Más tarde entran ganas de ir al váter. Son muchas horas. Y aquí es donde quiero llegar, porque lo que más llamó mi atención fue que en las estaciones de Madrid han cerrado los váteres públicos, abiertos quedan solo los privados. Entras si metes una moneda de euro, es entonces cuando el torniquete, que me pareció una viga erizada de puntas para estorbar el paso del enemigo, cede al impulso de arrancarlo. Algunas situaciones merecen recordar la furia de Atila, en quien pensaba cuando los esfínteres querían dejar de cumplir su función. Mucha gente se sorprendía, muchos viajeros se enfadaban levemente. Pese a su torrente de quejas de nuevo sobrevenía la resignación y la calma, pasando mansamente el euro por la ranura de la máquina controladora. Yo me agacho y paso por debajo del torniquete, invito a la concurrencia a hacer lo mismo, que no hay derecho, que en los espacios públicos tiene que haber váteres públicos.

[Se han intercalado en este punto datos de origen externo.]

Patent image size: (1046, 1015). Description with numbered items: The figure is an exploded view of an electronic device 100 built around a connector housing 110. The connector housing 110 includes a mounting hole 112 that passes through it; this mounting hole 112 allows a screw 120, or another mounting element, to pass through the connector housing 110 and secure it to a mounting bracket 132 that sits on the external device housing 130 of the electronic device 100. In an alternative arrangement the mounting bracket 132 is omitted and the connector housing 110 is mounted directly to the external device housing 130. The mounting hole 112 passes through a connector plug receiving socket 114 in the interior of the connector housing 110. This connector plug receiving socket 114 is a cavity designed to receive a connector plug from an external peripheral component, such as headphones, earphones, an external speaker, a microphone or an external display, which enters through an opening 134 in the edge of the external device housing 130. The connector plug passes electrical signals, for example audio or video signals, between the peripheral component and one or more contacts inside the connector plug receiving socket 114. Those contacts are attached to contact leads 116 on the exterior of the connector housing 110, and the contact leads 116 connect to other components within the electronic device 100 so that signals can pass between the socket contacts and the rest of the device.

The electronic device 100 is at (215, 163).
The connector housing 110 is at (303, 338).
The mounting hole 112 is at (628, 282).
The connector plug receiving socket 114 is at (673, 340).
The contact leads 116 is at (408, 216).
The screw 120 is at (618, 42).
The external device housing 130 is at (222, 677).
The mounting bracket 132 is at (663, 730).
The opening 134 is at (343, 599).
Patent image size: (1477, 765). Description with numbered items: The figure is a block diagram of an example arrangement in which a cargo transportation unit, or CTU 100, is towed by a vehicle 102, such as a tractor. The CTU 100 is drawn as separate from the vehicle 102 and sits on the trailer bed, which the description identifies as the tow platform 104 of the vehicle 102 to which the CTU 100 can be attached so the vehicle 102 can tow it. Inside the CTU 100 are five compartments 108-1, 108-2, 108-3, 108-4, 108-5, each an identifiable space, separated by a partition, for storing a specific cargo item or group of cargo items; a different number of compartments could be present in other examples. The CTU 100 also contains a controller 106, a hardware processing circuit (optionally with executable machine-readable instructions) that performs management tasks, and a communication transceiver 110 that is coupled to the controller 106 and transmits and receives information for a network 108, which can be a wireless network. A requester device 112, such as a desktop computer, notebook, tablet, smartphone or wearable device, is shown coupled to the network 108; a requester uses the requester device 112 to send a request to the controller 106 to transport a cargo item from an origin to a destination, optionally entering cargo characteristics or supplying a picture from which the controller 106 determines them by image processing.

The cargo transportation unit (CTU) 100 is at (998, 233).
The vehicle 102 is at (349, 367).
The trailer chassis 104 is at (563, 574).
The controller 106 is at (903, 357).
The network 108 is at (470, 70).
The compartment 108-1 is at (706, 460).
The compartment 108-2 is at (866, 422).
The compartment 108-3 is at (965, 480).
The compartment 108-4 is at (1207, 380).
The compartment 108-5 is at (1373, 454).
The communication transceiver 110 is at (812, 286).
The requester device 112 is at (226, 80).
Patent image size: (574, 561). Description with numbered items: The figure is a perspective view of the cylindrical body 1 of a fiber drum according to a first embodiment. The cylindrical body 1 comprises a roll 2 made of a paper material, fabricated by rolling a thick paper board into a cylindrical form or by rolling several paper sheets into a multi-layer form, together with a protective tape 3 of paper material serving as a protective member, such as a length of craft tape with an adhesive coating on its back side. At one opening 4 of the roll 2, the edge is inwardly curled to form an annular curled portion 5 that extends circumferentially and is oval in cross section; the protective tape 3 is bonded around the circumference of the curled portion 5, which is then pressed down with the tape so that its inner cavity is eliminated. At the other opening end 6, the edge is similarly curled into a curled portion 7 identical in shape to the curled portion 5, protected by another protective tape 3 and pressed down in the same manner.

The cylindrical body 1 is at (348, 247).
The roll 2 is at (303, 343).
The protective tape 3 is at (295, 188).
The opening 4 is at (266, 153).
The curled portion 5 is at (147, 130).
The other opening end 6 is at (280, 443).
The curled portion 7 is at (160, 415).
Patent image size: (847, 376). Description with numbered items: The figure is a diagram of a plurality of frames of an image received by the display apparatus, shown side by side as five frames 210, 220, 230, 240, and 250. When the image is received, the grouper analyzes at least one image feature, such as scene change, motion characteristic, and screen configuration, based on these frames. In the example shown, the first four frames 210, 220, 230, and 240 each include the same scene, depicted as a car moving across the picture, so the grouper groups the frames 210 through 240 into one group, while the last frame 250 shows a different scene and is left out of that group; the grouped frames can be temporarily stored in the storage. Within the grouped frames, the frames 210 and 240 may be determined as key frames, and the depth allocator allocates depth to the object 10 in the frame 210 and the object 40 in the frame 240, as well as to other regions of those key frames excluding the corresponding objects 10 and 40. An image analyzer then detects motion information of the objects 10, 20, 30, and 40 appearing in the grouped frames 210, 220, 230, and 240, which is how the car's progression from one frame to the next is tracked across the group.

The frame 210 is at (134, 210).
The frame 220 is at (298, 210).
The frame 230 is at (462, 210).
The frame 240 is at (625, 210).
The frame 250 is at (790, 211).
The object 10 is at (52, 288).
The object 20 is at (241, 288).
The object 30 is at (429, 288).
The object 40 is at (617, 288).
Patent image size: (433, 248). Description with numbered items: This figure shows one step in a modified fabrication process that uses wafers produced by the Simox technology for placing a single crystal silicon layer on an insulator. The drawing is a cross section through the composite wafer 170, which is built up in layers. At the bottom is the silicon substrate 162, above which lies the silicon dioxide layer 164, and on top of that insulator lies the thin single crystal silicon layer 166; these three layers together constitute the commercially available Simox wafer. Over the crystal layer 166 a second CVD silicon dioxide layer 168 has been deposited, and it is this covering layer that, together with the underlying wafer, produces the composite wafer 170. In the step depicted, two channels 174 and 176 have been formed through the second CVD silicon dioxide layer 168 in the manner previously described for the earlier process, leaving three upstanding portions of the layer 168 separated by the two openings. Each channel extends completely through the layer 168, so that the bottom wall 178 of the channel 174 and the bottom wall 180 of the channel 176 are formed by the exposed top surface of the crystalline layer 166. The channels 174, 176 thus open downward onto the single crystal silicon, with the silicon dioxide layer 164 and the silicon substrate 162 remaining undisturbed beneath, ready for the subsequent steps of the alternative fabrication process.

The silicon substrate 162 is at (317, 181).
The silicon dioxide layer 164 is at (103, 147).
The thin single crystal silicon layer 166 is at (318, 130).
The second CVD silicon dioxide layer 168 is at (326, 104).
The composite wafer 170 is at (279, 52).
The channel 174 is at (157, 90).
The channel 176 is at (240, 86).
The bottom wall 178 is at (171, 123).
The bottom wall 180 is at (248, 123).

Más allá de un breve asentimiento está la acción de sabotaje, a la que no entran. Es la elusión del conflicto como regla. Y no me estoy refiriendo a un apuro grande (aunque cuando no puedes aguantar la llamada de la evacuación orgánica, ese es el problema central del mundo), ni a una solución de difícil salida; no, no estoy hablando de un combate, una lucha o pelea, o a cualquier situación que te haga pensar evitarla.
En la cabina que entré, después de sortear el dispositivo giratorio, sonaba una música zen, de esas que ponen en las clases de yoga de la beautiful people. Además trinaban pajaritos. Todo muy bucólico. Incluso de mi vientre evacuó una cagarruta que me congració con el mundo. Pío, pío, pío.